After a couple of hours of repose I decided that I would like to attempt to find one or two trail junctions a half a mile to a mile away, since I had found that some such nexuses had been with signage and other had not.  Thus I walked on the trail away from Halfmoon Pass and over a small divide that leads to another small unnamed tributary of Twin Peaks Creek.  Draco and Leah were excited at the movement and led the way as I allowed them to range out some thirty to forty feet.  Entering a small meadow where I suspected the South Fork Saguache Trail No. 781 would be, I was not too surprised nor worried to not find a sign.  Instead, I used my common sense and intuition regarding navigation and topography to stop, take a look around and attempt to deduce where I thought the trail would be.  Sure enough, about five minutes later I had found the trail in the general area where I thought it should be, the exit from the meadow marked by two blazes axed into trees in the common method.  I continued to follow the Halfmoon Pass Trail No. 912 until reaching Twin Peaks Creek itself.  I crossed the creek and found the Twin Peaks Creek Trail No. 914, which led off to the left, that is, upstream.  The trail I had been following leads downstream.  Neither of these trails really figured into my plans but I was just curious to see this meadow, anyhow, and now I have knowledge of this area stored in my cranium.

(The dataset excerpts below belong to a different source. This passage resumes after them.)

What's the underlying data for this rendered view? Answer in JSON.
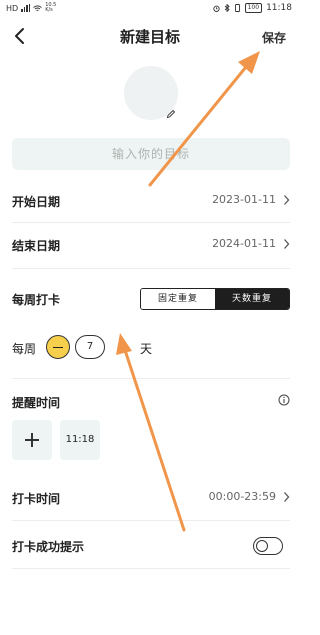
{
  "status_bar": {
    "network": "HD",
    "net_speed": "10.5 K/s",
    "battery": "100",
    "time": "11:18"
  },
  "header": {
    "title": "新建目标",
    "save_label": "保存"
  },
  "goal_name": {
    "placeholder": "输入你的目标",
    "value": ""
  },
  "form": {
    "start_date": {
      "label": "开始日期",
      "value": "2023-01-11"
    },
    "end_date": {
      "label": "结束日期",
      "value": "2024-01-11"
    },
    "weekly_checkin": {
      "label": "每周打卡",
      "options": [
        "固定重复",
        "天数重复"
      ],
      "selected": "天数重复"
    },
    "days_per_week": {
      "prefix": "每周",
      "value": "7",
      "suffix": "天"
    },
    "reminder": {
      "label": "提醒时间",
      "times": [
        "11:18"
      ]
    },
    "checkin_time": {
      "label": "打卡时间",
      "value": "00:00-23:59"
    },
    "success_tip": {
      "label": "打卡成功提示",
      "enabled": false
    }
  },
  "colors": {
    "accent": "#f6d04d",
    "annotation_arrow": "#f0954a",
    "input_bg": "#eef4f3"
  },
  "icons": [
    "back-arrow-icon",
    "pencil-icon",
    "info-icon",
    "plus-icon",
    "minus-icon",
    "chevron-right-icon"
  ]
}
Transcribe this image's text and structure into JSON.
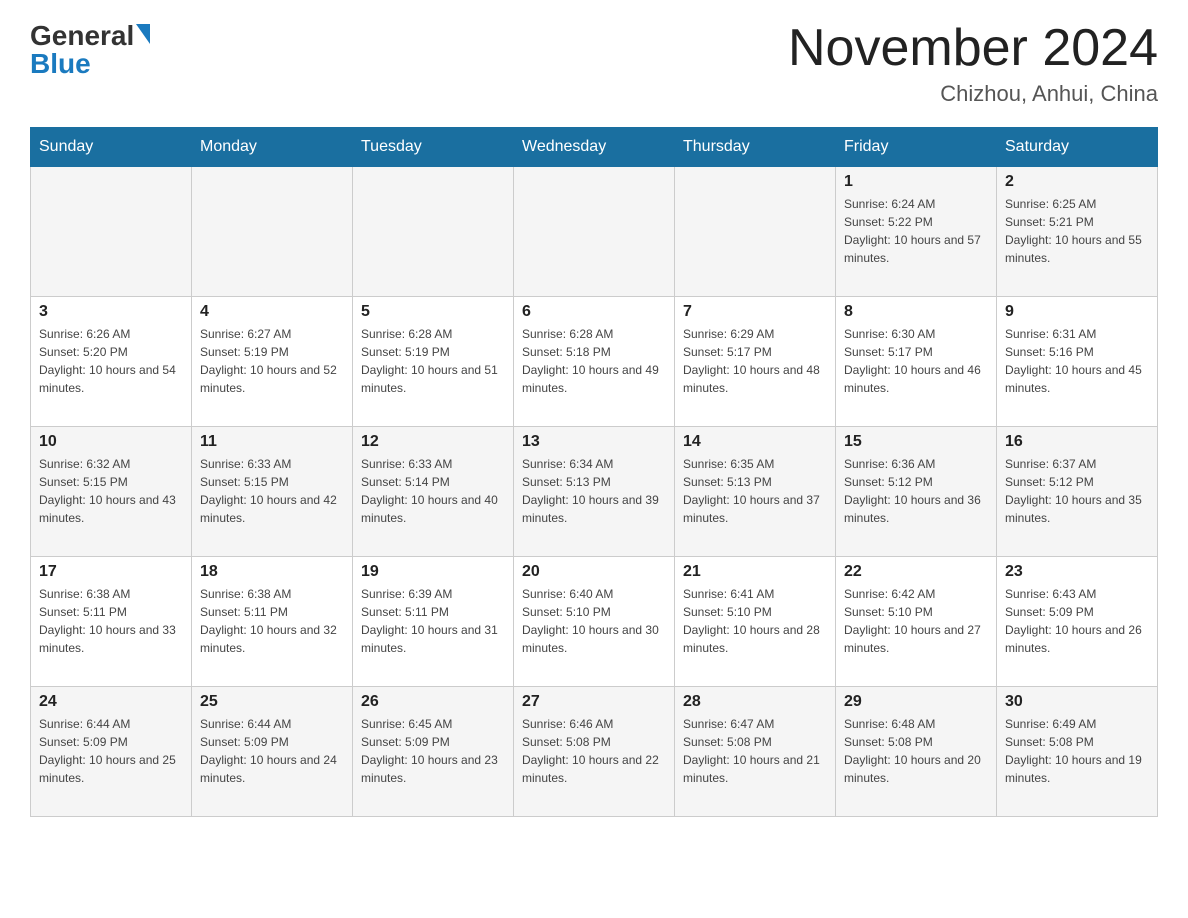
{
  "header": {
    "logo_general": "General",
    "logo_blue": "Blue",
    "month_year": "November 2024",
    "location": "Chizhou, Anhui, China"
  },
  "days_of_week": [
    "Sunday",
    "Monday",
    "Tuesday",
    "Wednesday",
    "Thursday",
    "Friday",
    "Saturday"
  ],
  "weeks": [
    [
      {
        "day": "",
        "sunrise": "",
        "sunset": "",
        "daylight": ""
      },
      {
        "day": "",
        "sunrise": "",
        "sunset": "",
        "daylight": ""
      },
      {
        "day": "",
        "sunrise": "",
        "sunset": "",
        "daylight": ""
      },
      {
        "day": "",
        "sunrise": "",
        "sunset": "",
        "daylight": ""
      },
      {
        "day": "",
        "sunrise": "",
        "sunset": "",
        "daylight": ""
      },
      {
        "day": "1",
        "sunrise": "Sunrise: 6:24 AM",
        "sunset": "Sunset: 5:22 PM",
        "daylight": "Daylight: 10 hours and 57 minutes."
      },
      {
        "day": "2",
        "sunrise": "Sunrise: 6:25 AM",
        "sunset": "Sunset: 5:21 PM",
        "daylight": "Daylight: 10 hours and 55 minutes."
      }
    ],
    [
      {
        "day": "3",
        "sunrise": "Sunrise: 6:26 AM",
        "sunset": "Sunset: 5:20 PM",
        "daylight": "Daylight: 10 hours and 54 minutes."
      },
      {
        "day": "4",
        "sunrise": "Sunrise: 6:27 AM",
        "sunset": "Sunset: 5:19 PM",
        "daylight": "Daylight: 10 hours and 52 minutes."
      },
      {
        "day": "5",
        "sunrise": "Sunrise: 6:28 AM",
        "sunset": "Sunset: 5:19 PM",
        "daylight": "Daylight: 10 hours and 51 minutes."
      },
      {
        "day": "6",
        "sunrise": "Sunrise: 6:28 AM",
        "sunset": "Sunset: 5:18 PM",
        "daylight": "Daylight: 10 hours and 49 minutes."
      },
      {
        "day": "7",
        "sunrise": "Sunrise: 6:29 AM",
        "sunset": "Sunset: 5:17 PM",
        "daylight": "Daylight: 10 hours and 48 minutes."
      },
      {
        "day": "8",
        "sunrise": "Sunrise: 6:30 AM",
        "sunset": "Sunset: 5:17 PM",
        "daylight": "Daylight: 10 hours and 46 minutes."
      },
      {
        "day": "9",
        "sunrise": "Sunrise: 6:31 AM",
        "sunset": "Sunset: 5:16 PM",
        "daylight": "Daylight: 10 hours and 45 minutes."
      }
    ],
    [
      {
        "day": "10",
        "sunrise": "Sunrise: 6:32 AM",
        "sunset": "Sunset: 5:15 PM",
        "daylight": "Daylight: 10 hours and 43 minutes."
      },
      {
        "day": "11",
        "sunrise": "Sunrise: 6:33 AM",
        "sunset": "Sunset: 5:15 PM",
        "daylight": "Daylight: 10 hours and 42 minutes."
      },
      {
        "day": "12",
        "sunrise": "Sunrise: 6:33 AM",
        "sunset": "Sunset: 5:14 PM",
        "daylight": "Daylight: 10 hours and 40 minutes."
      },
      {
        "day": "13",
        "sunrise": "Sunrise: 6:34 AM",
        "sunset": "Sunset: 5:13 PM",
        "daylight": "Daylight: 10 hours and 39 minutes."
      },
      {
        "day": "14",
        "sunrise": "Sunrise: 6:35 AM",
        "sunset": "Sunset: 5:13 PM",
        "daylight": "Daylight: 10 hours and 37 minutes."
      },
      {
        "day": "15",
        "sunrise": "Sunrise: 6:36 AM",
        "sunset": "Sunset: 5:12 PM",
        "daylight": "Daylight: 10 hours and 36 minutes."
      },
      {
        "day": "16",
        "sunrise": "Sunrise: 6:37 AM",
        "sunset": "Sunset: 5:12 PM",
        "daylight": "Daylight: 10 hours and 35 minutes."
      }
    ],
    [
      {
        "day": "17",
        "sunrise": "Sunrise: 6:38 AM",
        "sunset": "Sunset: 5:11 PM",
        "daylight": "Daylight: 10 hours and 33 minutes."
      },
      {
        "day": "18",
        "sunrise": "Sunrise: 6:38 AM",
        "sunset": "Sunset: 5:11 PM",
        "daylight": "Daylight: 10 hours and 32 minutes."
      },
      {
        "day": "19",
        "sunrise": "Sunrise: 6:39 AM",
        "sunset": "Sunset: 5:11 PM",
        "daylight": "Daylight: 10 hours and 31 minutes."
      },
      {
        "day": "20",
        "sunrise": "Sunrise: 6:40 AM",
        "sunset": "Sunset: 5:10 PM",
        "daylight": "Daylight: 10 hours and 30 minutes."
      },
      {
        "day": "21",
        "sunrise": "Sunrise: 6:41 AM",
        "sunset": "Sunset: 5:10 PM",
        "daylight": "Daylight: 10 hours and 28 minutes."
      },
      {
        "day": "22",
        "sunrise": "Sunrise: 6:42 AM",
        "sunset": "Sunset: 5:10 PM",
        "daylight": "Daylight: 10 hours and 27 minutes."
      },
      {
        "day": "23",
        "sunrise": "Sunrise: 6:43 AM",
        "sunset": "Sunset: 5:09 PM",
        "daylight": "Daylight: 10 hours and 26 minutes."
      }
    ],
    [
      {
        "day": "24",
        "sunrise": "Sunrise: 6:44 AM",
        "sunset": "Sunset: 5:09 PM",
        "daylight": "Daylight: 10 hours and 25 minutes."
      },
      {
        "day": "25",
        "sunrise": "Sunrise: 6:44 AM",
        "sunset": "Sunset: 5:09 PM",
        "daylight": "Daylight: 10 hours and 24 minutes."
      },
      {
        "day": "26",
        "sunrise": "Sunrise: 6:45 AM",
        "sunset": "Sunset: 5:09 PM",
        "daylight": "Daylight: 10 hours and 23 minutes."
      },
      {
        "day": "27",
        "sunrise": "Sunrise: 6:46 AM",
        "sunset": "Sunset: 5:08 PM",
        "daylight": "Daylight: 10 hours and 22 minutes."
      },
      {
        "day": "28",
        "sunrise": "Sunrise: 6:47 AM",
        "sunset": "Sunset: 5:08 PM",
        "daylight": "Daylight: 10 hours and 21 minutes."
      },
      {
        "day": "29",
        "sunrise": "Sunrise: 6:48 AM",
        "sunset": "Sunset: 5:08 PM",
        "daylight": "Daylight: 10 hours and 20 minutes."
      },
      {
        "day": "30",
        "sunrise": "Sunrise: 6:49 AM",
        "sunset": "Sunset: 5:08 PM",
        "daylight": "Daylight: 10 hours and 19 minutes."
      }
    ]
  ]
}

This area I concluded deserved some more of my attention, so I wandered around until I found a nice patch of grass to sit upon and admire the extensive meadow.  The dogs had nice access to water and I lay back to enjoy the sky.  I returned to camp afterwards, as the sun lowered itself beyond the ridges to my west thus heralding the end of the day.  I was in the early shadow, a bit too early to call it sunset, but nonetheless I knew that by the time I finished supper the dusk would be much nearer.  The shepherds and I languidly walked up to the snag upon which I had thrown my rope over a branch to hang the smelly and attractive food.  Filling up on the calorific substances, both the dogs and I felt satiated and content.  After cleaning up, stashing the goods and rehanging it all, we watched the sky slowly turn darker colors until finally stars could be seen.  The dogs had a ball to help occupy their being and they brought it along to the tent where I entered to fall upon my sleeping bag.  The canines would prefer to  venture inside as well but as the night was clear and dry I insisted that they sleep out.  They kept close, and I lay with my head out beyond the flap, resting on my clasped hands.  The stars indeed twinkled and I felt fortunate to drift off to sleep here in this corner of the Colorado Rocky Mountains.